It is a  term to describe the changed orientation that CreaTures’ transformations would lead to. Being Creaturely is to be alive to possibility. 

With the clear failures of leadership in addressing climate change and other ecological crises, a crucial task before us is to change how we dwell in the world. There  is an urgent need to understand  how to imagine and enact cultural change.  Change that enables us to find meaning in care and fairness, not consumption and acquisition. This asks more of us than just adopting sustainable behaviour. Instead, it requires us to think and act ‘eco-socially’. This also means foregrounding climate justice and the protection of ecologies, as well as a commitment to solidarity and compassion across species. The CreaTures transformative practices encourage this creaturely-ness. Being creaturely incorporates our understanding of eco-social change: it is post-capitalist, playful, more-than-human and fundamentally relational. It embodies change, recognizing the importance of our bodies, our emotions and ‘sentipensar’ (a term coined by Colombian sociologist Orlando Fals Borda to express a holistic, inclusive way of engaging through feeling-thinking). Creaturely ways of doing aim at capturing the paradoxical connectedness and separateness of being alive, at enabling us to become the change we want to see.

Given the struggle for language that talks of changing/changed ways of being, we offer creaturely as a placeholder for more gentle, connected, pluralist and life-focused ways of doing, being and making. The term is an adverb, not a noun — it points to a way, not a state. Where it’s etymology points to something ‘created [by God]’, here we stress something that has a spark of life of its own. We do not mean it to refer only to animals, but to all instances of life and being.  

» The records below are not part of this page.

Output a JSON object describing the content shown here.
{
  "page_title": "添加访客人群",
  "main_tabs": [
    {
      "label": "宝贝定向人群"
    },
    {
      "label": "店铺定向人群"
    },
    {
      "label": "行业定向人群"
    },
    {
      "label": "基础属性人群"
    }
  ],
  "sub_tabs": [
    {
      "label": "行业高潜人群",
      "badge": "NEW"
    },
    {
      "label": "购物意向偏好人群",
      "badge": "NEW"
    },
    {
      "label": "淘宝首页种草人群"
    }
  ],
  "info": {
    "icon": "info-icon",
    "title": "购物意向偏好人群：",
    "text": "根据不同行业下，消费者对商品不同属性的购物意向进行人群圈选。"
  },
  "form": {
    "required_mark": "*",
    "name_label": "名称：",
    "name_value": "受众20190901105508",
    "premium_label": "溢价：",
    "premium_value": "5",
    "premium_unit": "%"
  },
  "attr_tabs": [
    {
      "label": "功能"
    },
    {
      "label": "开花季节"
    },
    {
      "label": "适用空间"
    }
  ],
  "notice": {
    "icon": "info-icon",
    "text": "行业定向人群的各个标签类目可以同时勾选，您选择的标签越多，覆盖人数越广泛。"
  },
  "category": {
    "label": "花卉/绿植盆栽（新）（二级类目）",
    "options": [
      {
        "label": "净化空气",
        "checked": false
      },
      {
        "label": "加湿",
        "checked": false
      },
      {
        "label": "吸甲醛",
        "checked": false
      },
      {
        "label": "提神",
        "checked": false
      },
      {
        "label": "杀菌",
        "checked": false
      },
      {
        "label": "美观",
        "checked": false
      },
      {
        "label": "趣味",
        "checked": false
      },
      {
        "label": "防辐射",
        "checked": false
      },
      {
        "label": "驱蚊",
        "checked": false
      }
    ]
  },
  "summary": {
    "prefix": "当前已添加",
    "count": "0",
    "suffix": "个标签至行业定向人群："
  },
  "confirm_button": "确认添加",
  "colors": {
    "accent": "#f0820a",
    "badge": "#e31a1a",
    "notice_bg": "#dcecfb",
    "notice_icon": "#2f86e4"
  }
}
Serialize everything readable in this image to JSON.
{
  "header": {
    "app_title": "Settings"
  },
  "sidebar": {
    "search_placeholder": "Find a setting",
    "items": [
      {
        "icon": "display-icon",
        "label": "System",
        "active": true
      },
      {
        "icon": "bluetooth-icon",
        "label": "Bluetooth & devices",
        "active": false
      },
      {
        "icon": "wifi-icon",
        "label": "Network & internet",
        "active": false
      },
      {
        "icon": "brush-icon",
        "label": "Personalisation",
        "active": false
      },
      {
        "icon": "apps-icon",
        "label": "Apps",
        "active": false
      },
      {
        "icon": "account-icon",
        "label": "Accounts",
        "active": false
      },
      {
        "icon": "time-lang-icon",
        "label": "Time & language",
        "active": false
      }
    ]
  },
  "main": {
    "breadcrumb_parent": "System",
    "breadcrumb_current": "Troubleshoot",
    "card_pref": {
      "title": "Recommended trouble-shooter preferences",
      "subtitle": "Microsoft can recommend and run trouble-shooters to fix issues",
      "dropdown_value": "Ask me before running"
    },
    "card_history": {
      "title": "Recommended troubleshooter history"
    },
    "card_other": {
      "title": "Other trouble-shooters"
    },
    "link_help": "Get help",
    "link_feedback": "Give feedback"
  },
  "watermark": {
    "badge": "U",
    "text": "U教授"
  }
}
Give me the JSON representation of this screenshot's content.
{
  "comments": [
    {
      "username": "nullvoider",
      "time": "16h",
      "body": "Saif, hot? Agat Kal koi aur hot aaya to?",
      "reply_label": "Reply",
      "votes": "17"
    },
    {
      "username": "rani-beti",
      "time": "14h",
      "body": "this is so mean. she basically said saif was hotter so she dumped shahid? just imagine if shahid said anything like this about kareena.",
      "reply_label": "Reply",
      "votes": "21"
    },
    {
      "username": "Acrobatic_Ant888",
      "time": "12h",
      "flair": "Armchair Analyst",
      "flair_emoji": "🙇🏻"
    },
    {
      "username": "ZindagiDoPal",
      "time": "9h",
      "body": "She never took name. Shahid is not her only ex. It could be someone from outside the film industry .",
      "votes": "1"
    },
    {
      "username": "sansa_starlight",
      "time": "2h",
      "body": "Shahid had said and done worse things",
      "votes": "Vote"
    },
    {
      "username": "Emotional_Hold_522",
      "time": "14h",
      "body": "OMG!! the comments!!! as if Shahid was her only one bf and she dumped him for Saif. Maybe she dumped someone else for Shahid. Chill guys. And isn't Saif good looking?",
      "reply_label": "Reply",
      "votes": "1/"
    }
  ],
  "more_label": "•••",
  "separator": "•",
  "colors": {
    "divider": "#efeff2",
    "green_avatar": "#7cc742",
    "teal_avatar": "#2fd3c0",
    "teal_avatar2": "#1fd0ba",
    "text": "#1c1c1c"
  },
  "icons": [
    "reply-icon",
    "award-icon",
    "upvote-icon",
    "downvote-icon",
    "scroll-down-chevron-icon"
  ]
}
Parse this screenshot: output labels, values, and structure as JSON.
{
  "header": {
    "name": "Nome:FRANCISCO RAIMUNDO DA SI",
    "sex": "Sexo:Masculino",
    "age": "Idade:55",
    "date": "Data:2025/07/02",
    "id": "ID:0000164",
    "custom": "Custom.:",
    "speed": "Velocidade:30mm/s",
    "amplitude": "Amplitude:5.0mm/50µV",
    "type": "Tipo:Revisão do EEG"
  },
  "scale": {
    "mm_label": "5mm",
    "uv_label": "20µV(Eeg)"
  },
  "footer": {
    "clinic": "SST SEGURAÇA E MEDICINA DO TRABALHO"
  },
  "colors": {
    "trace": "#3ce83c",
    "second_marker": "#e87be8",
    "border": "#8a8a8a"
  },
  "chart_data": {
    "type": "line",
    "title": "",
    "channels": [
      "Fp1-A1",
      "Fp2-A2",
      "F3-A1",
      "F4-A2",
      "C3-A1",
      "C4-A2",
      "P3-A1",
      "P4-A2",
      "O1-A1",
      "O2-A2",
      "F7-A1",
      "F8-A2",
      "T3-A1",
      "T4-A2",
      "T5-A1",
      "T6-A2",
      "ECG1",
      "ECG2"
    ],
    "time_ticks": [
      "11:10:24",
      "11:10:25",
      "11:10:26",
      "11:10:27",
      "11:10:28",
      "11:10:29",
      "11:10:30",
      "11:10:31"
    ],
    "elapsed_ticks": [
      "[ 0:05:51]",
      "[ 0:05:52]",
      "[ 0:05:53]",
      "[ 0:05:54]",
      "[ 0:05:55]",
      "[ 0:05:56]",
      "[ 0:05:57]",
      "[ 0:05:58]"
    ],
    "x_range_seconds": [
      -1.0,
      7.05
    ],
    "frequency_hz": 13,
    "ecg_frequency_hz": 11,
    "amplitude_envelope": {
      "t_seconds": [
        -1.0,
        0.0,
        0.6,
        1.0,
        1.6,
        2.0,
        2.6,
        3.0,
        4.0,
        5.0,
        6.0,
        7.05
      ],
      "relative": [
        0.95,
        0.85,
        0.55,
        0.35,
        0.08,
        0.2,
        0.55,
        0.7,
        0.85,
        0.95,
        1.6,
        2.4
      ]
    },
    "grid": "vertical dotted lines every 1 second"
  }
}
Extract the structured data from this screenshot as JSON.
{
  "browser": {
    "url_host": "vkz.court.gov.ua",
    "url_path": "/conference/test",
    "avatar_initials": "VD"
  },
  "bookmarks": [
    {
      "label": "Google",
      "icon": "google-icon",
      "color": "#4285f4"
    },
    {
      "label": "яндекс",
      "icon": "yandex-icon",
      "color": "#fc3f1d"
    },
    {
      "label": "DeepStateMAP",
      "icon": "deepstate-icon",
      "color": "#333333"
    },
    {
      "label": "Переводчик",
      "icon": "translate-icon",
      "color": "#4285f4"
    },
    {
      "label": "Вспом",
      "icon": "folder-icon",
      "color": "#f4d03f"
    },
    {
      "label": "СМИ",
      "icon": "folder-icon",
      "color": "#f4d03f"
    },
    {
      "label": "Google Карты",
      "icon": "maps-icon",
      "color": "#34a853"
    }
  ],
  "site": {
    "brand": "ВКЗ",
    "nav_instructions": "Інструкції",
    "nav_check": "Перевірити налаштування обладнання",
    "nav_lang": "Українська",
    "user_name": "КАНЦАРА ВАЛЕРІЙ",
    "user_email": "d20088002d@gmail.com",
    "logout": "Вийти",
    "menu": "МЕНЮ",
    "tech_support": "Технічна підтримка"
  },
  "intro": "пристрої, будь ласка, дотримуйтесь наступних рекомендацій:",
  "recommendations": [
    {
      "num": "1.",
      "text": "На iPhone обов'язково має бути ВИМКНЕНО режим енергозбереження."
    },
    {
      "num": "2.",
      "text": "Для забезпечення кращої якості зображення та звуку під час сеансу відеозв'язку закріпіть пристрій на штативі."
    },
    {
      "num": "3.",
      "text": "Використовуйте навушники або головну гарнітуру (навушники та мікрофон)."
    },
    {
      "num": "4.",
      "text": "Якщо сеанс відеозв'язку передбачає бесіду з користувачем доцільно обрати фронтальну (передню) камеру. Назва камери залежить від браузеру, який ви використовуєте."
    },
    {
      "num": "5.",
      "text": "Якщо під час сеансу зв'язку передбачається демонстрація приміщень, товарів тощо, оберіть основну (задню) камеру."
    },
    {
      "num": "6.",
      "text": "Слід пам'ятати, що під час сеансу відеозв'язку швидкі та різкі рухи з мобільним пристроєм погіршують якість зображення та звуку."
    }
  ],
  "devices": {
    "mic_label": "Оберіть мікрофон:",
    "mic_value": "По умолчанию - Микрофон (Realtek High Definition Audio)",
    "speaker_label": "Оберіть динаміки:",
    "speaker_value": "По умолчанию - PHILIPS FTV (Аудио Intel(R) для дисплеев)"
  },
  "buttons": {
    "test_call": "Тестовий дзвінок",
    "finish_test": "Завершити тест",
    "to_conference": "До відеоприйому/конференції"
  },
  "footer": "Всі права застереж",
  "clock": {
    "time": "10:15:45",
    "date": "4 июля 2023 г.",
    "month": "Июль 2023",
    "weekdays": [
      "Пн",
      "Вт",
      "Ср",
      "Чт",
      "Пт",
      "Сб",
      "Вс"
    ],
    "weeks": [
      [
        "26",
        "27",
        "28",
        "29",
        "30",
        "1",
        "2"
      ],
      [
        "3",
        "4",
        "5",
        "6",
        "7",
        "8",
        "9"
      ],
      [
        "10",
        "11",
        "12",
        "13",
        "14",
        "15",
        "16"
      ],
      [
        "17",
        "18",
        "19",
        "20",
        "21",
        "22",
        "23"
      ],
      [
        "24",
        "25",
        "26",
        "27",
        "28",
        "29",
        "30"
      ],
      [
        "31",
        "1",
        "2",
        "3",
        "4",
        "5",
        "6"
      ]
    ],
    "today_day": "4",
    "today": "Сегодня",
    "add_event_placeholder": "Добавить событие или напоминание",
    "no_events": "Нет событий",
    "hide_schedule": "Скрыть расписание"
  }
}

The CreaTures research has been undertaken in this creaturely spirit. Multiple intellectual strands have been woven tightly together through an interdependence between ideas, processes and members. It involved an ambitious plan for the co-creation of research between academic and practitioner partners, as well as recognising the whole person as researcher and learner (and with no expectation for emotional objectivity to accompany professional analytic objectivity). It is based upon a rhetoric of care, a resistance to abstraction for the sake of it and to extractive practices that give nothing back; and sought to produce analyses that are deeply situated and contextualized in the richness of our worlds. The aggregation of our action research leads to more than the sum of its parts.